Employment has been a sticking point in the U.S. economic recovery for years, and today it showed its uglier side. With this morning's report from the Bureau of Labor Statistics showing nonfarm payroll growth of just 88,000 jobs -- well short of the 200,000 that economists had expected to see -- fears that consumers will rein in their spending and hurt businesses' profits sent the stock market reeling. Moreover, the fact that the unemployment rate actually fell doesn't necessarily bode well for the employment picture, as it suggests that the troubling trend of disillusioned job-seekers dropping out of the labor force has returned. As of 10:55 a.m. EDT, the Dow Jones Industrials (DJINDICES: ^DJI ) are down 123 points, or 0.84%, while the S&P 500 is down 0.91% after climbing back from more precipitous drops earlier in the session.
As important as employment is, though, you have to look beyond this morning's report to find the real reason why the Dow fell so much. For more than a year, volatility levels have indicated a complete lack of concern about the mounting problems facing investors around the world. Just a few weeks ago, the S&P Volatility Index (VOLATILITYINDICES: ^VIX ) , a popular measure of fear levels in the market, dropped to its lowest level since the bull-market days of early 2007. Even with today's gains of more than 8% having pulled the index up 35% from those lows, investors still haven't showed much fear in light of a triple-digit drop for the Dow. If new troubles continue building, any return to even normal fear levels could result in a significant correction.

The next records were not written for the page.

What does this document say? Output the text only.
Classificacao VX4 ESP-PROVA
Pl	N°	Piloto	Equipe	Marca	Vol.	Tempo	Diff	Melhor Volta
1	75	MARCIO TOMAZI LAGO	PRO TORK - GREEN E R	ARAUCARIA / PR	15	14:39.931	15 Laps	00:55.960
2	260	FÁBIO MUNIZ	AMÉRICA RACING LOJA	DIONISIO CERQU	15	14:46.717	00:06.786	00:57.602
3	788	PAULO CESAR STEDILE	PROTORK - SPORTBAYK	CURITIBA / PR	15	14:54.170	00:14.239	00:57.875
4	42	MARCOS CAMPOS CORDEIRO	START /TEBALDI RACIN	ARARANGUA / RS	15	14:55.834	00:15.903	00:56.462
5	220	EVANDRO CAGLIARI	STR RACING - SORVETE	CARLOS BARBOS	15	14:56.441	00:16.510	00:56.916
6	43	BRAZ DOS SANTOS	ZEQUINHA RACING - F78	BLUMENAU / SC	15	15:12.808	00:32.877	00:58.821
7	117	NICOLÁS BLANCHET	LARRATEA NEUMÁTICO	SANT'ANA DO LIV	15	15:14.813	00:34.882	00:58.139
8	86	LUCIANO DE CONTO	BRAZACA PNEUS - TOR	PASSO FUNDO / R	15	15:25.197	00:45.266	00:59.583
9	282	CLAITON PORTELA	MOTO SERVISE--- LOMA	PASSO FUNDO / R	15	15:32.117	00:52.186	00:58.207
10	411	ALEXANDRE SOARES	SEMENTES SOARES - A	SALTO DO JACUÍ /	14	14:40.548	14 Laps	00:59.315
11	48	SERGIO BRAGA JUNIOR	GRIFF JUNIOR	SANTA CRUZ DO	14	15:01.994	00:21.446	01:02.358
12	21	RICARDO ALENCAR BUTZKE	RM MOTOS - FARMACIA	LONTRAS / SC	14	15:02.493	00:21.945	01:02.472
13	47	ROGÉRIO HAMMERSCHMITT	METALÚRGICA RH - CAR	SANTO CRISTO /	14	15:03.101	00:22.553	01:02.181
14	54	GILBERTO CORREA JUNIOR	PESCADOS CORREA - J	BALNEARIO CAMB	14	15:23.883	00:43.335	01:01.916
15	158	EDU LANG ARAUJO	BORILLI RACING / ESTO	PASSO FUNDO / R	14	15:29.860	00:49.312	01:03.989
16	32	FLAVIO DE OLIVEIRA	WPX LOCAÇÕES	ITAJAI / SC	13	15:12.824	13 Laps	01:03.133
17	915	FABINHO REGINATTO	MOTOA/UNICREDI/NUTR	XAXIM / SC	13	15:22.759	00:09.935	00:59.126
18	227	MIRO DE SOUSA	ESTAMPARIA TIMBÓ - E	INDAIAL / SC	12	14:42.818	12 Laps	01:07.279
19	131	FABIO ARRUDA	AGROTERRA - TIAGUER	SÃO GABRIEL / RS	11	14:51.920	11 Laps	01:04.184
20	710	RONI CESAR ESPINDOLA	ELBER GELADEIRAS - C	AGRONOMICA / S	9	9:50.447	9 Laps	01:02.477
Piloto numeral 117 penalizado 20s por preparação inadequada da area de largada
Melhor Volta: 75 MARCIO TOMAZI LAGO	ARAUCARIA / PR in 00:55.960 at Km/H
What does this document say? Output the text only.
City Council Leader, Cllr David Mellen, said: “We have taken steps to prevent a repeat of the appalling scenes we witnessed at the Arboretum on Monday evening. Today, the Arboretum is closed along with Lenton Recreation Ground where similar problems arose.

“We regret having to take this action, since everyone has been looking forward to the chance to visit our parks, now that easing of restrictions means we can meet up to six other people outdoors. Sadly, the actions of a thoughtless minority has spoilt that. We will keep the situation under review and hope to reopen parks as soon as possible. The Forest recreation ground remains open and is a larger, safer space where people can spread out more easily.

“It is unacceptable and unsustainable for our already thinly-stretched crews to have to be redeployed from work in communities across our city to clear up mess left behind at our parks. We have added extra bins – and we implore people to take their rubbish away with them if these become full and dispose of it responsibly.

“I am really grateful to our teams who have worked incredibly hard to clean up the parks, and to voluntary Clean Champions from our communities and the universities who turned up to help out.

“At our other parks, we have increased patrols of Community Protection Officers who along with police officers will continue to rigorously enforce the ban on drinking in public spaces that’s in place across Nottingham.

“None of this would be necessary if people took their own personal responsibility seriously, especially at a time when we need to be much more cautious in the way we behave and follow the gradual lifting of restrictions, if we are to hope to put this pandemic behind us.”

Looking closely at how various Dow stocks are moving this morning supports that conclusion. Cisco (NASDAQ: CSCO ) is one of the biggest decliners in the Dow: Networking rival F5 Networks' earnings warning helped pull Cisco's stock down nearly 2%. But lately, one area where investors have been fearful is the tech sector as established companies struggle to adapt to changing conditions. That theme seems set to continue, especially if the broader market stops rising.
On the other hand, Caterpillar (NYSE: CAT ) has performed fairly well, up 0.25%. Ordinarily, the industrial-machinery giant is highly sensitive to economic worries, making it a poor performer on days like this. But even with no news, the fact that Caterpillar is holding up well suggests a continuing lack of concern about troubling global economic trends.
Continue watching fear levels as a key indicator of what's driving the market. If we see more negative economic data in the near future, a loss of confidence could be what sends stocks to their first major correction in a long time.